Известие о расстреле ордынских бригадиров нашло Крестного утром следующего дня. Он все еще не отошел от рома, выпитого с Иваном на квартире у Павелецкого вокзала, в голове был легкий покачивающийся туман, а во рту — мерзкий, просто отвратительный вкус. Крестный долго и тупо искал сравнения, пока его не осенило:

— Кубой пахнет…

«Пехотинец», побывавший накануне в овраге, рассказывал о том, что видел и слышал с застывшим на лице выражением испуга, которое он тщетно старался скрыть ухмылками и матом. Но Крестный чутко уловил запах страха, исходящий от него.
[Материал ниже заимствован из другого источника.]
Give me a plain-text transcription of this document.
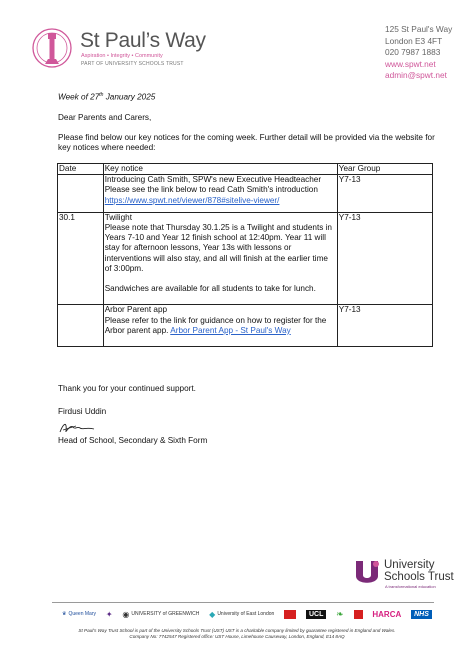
St Paul’s Way
Aspiration • Integrity • Community
PART OF UNIVERSITY SCHOOLS TRUST
125 St Paul's Way
London E3 4FT
020 7987 1883
www.spwt.net
admin@spwt.net
Week of 27th January 2025
Dear Parents and Carers,
Please find below our key notices for the coming week. Further detail will be provided via the website for key notices where needed:
Date	Key notice	Year Group

	Introducing Cath Smith, SPW's new Executive Headteacher
Please see the link below to read Cath Smith's introduction
https://www.spwt.net/viewer/878#sitelive-viewer/	Y7-13
30.1	Twilight
Please note that Thursday 30.1.25 is a Twilight and students in Years 7-10 and Year 12 finish school at 12:40pm. Year 11 will stay for afternoon lessons, Year 13s with lessons or interventions will also stay, and all will finish at the earlier time of 3:00pm.
Sandwiches are available for all students to take for lunch.	Y7-13

	Arbor Parent app
Please refer to the link for guidance on how to register for the Arbor parent app. Arbor Parent App - St Paul's Way	Y7-13
Thank you for your continued support.
Firdusi Uddin
Head of School, Secondary & Sixth Form
University
Schools Trust
A transformational education
♛ Queen Mary ✦ ◉ UNIVERSITY of GREENWICH ◆ University of East London	UCL	❧	HARCA	NHS
St Paul's Way Trust School is part of the University Schools Trust (UST) UST is a charitable company limited by guarantee registered in England and Wales.
Company No: 7742547 Registered office: UST House, Limehouse Causeway, London, England, E14 8AQ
Даже туман, покачивающийся в голове Крестного, слегка рассеялся, когда он услышал, что расстрел бригадиров проводил какой-то «крутой ментяра — старый, наглый, в форме без знаков различия». Крестный даже в затылке зачесал — кто бы это мог быть? Видно, крупный человек, раз погоны не захотел «орде» показывать… Неужели сам Никитин? Вот это называется — настоящая удача!

Радость теплой волной прокатилась у Крестного по всему телу.

«Выманили! — удовлетворенно подумал Крестный. — Сообразительный все же у меня Ванюша. Правда долго я ему намекал вчера, что Никитин везде своих людей поставил. Но Ваня все правильно понял. Если этих ребят начать мочить — Никитин не утерпит, ответит чем-нибудь… Осталось только узнать, будут ли еще подобные мероприятия…»

Крестный вновь почесал затылок и сам себе решительно заявил:

«Обязательно будут. Должны быть. Никитин на трех бригадирах не остановится… Он масштаб любит. Ему бы президентом быть!.. В каком-нибудь, богом и людьми обиженном, Сальвадоре!»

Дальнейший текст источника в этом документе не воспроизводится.